Q: We find ourselves between a monitoring
report and the decision whether to enforce the preventive clause, part of our
pre-integration agreement. It seems that the criticism from the EC is an
insufficient mechanism of discipline.
A: The decision shows that the EU has
fallen into an institutionalized trap. The membership criteria are established
in such a way that a country can comply with 5 of them and still have an
ineffective judicial system. The existence of criteria presupposes that a
series of more fundamental issues has been resolved. Laws have been adopted,
yet ministers themselves behave in a way that is fundamentally unacceptable and
anti-European. How should one go about formulating criteria to prevent this?

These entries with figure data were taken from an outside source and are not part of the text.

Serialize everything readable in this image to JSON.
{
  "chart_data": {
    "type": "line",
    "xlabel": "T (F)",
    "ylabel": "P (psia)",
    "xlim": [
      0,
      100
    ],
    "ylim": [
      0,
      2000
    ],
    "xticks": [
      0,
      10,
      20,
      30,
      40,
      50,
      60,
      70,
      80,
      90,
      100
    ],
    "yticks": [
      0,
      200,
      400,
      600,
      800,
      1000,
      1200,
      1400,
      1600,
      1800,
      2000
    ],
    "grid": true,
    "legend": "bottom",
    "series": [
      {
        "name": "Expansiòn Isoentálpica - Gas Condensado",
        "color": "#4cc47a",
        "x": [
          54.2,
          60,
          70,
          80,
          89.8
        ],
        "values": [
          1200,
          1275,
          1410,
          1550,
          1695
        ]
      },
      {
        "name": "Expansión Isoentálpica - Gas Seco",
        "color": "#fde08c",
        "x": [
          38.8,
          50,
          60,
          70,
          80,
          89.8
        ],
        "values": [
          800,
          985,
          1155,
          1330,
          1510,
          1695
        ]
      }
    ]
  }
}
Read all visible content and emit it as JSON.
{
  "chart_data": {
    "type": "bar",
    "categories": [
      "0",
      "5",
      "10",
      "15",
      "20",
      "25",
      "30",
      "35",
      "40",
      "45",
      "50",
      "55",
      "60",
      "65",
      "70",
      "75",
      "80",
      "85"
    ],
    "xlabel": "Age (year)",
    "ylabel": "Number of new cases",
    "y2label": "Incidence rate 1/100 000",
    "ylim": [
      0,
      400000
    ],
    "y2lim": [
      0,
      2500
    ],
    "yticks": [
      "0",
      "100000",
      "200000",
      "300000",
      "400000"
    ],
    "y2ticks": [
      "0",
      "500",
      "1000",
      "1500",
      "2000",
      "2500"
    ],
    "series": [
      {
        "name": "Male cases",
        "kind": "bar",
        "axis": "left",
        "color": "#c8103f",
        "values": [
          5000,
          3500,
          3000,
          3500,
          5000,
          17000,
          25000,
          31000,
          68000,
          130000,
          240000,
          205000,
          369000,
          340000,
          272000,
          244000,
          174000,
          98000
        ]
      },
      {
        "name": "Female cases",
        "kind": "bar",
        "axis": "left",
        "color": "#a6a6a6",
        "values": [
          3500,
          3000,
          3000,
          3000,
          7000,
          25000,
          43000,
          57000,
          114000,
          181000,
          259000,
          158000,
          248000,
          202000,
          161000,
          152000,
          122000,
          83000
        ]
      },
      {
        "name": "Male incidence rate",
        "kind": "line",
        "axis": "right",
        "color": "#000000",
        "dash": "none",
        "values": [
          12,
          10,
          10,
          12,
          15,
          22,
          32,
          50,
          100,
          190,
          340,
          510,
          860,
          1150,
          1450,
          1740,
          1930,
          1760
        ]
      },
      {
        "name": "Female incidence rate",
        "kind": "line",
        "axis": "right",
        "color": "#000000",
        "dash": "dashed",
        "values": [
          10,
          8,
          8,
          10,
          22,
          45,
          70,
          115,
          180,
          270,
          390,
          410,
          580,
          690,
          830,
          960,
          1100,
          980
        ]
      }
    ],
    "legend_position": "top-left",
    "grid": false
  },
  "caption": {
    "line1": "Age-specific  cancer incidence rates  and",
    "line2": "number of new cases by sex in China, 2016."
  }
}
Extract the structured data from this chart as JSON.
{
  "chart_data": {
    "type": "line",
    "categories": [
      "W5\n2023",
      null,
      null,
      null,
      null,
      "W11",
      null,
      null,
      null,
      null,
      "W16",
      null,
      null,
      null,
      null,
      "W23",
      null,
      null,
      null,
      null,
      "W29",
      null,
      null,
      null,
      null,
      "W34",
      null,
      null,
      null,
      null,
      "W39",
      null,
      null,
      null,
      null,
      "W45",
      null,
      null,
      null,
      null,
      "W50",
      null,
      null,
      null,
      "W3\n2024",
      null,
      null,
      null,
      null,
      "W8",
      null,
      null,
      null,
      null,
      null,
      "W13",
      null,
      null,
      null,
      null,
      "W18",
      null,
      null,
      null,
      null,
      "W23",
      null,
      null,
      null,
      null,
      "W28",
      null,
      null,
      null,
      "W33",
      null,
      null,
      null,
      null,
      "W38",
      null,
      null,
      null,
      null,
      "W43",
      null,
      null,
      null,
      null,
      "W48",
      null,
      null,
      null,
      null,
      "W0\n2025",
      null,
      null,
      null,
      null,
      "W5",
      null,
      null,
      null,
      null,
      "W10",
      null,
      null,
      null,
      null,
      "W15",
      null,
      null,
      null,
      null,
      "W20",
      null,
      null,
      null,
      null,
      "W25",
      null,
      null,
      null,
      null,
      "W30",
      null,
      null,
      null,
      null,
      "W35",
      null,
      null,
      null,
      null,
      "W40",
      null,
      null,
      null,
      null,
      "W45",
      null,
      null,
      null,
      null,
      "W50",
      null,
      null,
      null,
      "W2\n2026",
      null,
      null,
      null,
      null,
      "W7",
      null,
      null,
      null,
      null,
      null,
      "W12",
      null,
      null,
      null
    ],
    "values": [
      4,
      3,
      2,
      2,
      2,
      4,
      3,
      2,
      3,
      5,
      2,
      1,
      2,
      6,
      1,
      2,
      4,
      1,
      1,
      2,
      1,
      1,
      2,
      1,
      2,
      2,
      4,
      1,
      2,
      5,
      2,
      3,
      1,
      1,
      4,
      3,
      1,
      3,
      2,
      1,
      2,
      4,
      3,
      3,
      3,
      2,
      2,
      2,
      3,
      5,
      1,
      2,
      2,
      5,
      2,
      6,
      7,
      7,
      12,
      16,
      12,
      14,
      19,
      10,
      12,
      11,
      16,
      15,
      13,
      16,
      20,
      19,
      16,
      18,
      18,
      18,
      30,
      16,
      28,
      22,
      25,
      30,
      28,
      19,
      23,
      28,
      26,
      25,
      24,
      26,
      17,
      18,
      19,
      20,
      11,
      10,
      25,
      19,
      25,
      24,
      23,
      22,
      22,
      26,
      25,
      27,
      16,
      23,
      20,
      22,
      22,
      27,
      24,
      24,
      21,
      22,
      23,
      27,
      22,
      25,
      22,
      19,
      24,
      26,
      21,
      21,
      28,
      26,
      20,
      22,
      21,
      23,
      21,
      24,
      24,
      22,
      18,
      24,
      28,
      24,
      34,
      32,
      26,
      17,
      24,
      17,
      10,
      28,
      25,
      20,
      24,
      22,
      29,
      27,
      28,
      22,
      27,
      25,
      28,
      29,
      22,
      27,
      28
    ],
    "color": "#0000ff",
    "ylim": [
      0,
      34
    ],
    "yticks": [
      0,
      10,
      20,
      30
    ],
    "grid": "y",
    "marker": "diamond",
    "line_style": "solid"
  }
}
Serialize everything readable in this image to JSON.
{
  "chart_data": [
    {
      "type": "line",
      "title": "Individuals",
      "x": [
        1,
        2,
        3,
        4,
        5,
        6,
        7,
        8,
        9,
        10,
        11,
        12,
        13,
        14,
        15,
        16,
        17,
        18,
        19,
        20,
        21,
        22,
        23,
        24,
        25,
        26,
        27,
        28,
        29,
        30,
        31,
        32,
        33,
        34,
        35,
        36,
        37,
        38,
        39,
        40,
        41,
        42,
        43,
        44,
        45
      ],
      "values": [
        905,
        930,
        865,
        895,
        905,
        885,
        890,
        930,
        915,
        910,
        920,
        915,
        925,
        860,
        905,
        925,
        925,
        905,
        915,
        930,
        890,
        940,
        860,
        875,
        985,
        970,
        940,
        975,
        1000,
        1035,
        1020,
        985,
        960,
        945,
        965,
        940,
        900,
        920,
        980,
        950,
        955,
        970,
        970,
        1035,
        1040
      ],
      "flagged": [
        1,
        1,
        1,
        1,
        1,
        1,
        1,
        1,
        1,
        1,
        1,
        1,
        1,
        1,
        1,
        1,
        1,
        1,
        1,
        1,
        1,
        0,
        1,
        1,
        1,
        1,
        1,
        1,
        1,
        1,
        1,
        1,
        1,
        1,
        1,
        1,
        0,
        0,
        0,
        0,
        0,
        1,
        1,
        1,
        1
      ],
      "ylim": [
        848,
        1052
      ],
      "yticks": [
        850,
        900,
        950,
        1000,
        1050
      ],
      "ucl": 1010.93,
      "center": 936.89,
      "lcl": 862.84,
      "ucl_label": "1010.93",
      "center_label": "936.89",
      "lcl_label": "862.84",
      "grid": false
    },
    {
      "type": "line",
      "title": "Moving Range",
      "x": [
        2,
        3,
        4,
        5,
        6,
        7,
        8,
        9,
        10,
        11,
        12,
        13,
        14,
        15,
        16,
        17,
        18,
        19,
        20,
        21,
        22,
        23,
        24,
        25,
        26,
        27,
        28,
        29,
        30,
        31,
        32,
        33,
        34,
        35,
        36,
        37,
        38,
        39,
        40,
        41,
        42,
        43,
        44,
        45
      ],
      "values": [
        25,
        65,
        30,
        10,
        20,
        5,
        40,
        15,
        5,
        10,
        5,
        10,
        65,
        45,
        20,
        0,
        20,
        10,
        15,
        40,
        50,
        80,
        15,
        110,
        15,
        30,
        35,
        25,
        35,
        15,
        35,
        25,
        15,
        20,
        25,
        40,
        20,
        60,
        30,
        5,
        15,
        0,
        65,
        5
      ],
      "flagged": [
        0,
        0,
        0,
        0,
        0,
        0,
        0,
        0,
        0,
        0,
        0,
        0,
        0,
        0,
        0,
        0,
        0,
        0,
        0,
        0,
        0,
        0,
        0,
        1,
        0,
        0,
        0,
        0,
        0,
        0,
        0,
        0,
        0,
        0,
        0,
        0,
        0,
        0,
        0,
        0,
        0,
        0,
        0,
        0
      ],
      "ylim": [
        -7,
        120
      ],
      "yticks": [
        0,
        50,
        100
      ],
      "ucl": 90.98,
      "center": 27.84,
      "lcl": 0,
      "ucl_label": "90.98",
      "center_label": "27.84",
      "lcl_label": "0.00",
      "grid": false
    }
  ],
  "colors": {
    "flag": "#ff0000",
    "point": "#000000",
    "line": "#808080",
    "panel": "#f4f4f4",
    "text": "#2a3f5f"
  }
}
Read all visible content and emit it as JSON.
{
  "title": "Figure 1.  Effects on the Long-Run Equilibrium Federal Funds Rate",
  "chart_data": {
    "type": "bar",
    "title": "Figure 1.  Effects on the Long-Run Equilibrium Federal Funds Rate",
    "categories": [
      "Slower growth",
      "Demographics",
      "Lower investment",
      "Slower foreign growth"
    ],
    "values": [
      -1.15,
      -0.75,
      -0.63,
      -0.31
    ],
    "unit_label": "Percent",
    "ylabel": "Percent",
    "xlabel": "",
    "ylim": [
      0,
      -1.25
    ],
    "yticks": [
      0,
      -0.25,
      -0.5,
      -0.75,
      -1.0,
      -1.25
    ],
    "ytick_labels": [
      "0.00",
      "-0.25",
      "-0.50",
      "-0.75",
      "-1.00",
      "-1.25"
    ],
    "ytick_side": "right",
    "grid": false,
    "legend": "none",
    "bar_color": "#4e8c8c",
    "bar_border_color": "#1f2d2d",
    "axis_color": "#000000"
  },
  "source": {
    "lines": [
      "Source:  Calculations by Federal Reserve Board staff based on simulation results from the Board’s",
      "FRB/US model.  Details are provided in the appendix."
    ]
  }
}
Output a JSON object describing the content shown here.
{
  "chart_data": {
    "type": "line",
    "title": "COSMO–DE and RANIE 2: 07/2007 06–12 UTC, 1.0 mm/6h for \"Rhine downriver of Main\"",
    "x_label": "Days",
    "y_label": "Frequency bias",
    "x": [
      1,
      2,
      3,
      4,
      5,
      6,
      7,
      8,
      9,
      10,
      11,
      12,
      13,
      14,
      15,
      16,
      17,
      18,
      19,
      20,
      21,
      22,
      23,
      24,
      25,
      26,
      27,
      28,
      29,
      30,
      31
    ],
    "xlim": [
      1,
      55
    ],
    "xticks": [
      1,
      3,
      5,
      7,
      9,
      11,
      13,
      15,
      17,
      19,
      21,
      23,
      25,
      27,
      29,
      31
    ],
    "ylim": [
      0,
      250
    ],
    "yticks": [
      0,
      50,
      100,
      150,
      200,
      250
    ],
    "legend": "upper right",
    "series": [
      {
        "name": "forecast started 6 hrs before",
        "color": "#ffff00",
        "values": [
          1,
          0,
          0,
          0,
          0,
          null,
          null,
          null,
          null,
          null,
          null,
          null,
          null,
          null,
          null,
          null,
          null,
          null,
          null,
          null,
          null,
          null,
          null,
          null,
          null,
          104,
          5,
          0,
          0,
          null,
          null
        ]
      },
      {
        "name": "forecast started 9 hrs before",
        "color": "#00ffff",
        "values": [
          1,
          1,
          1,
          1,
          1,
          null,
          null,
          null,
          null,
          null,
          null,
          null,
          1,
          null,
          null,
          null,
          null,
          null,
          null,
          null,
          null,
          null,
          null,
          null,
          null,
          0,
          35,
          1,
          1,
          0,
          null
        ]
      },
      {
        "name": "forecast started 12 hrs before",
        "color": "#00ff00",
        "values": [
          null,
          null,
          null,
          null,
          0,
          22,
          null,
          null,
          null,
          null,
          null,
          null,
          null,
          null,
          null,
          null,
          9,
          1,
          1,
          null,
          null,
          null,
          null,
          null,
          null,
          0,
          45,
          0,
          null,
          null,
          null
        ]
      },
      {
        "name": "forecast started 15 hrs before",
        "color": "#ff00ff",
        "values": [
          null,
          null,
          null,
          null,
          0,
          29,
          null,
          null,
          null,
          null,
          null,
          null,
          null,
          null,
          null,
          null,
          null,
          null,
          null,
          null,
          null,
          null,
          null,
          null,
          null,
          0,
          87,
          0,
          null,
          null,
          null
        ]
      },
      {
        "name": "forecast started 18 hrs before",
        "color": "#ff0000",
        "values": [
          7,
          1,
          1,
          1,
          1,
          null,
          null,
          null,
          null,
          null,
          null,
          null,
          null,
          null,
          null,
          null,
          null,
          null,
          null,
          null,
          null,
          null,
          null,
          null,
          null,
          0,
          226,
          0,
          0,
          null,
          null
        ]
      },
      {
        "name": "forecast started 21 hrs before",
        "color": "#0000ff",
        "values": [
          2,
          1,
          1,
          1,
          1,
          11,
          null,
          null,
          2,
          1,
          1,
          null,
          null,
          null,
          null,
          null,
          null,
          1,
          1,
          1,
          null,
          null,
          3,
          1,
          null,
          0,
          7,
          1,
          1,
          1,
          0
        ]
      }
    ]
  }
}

The clause cannot change anything. The EU realizes this and the talks have
taken a completely new direction, one that is unfavorable to Bulgaria. I raised
the issue of suspending our membership for precisely this reason – if the
absence of constructive dialogue and shameless displays of arrogance continue
(to which deputy PM Plugchieva openly admitted), then the discrepancy between
Bulgaria’s politicians and European institutions will be ascertained. Enforcing
the clause is the only adequate response to this political arrogance.
Q: How many more political scandals can
Bulgaria take? We seem to have lost face permanently…
A: Obviously we can take many, but some
scare the government more than others. The suspended EU subsidies were scarier
than the MI scandal, although the latter should have scared them more.
Q: If this had happened in any other
country, there would have been consequences. Here there are none.
A: Yes. That is the real issue – how is a
scandal defined in a political context. The scandals culminate in social
apathy. Politicians must take into account that the waning interest of voters
must be contained somehow. If it isn’t the election process will become a
network of buying votes. I have the feeling that most parties have gotten used
to the idea that their electorate has disintegrated. They have accepted that
from here on the only way to win elections will be through periodic waves of populism
or by buying votes – directly or through close business circles.
Q: The general view is that no matter what
political reforms are undertaken, the same people will stay in power – i.e. the
game may change, but the players remain the same.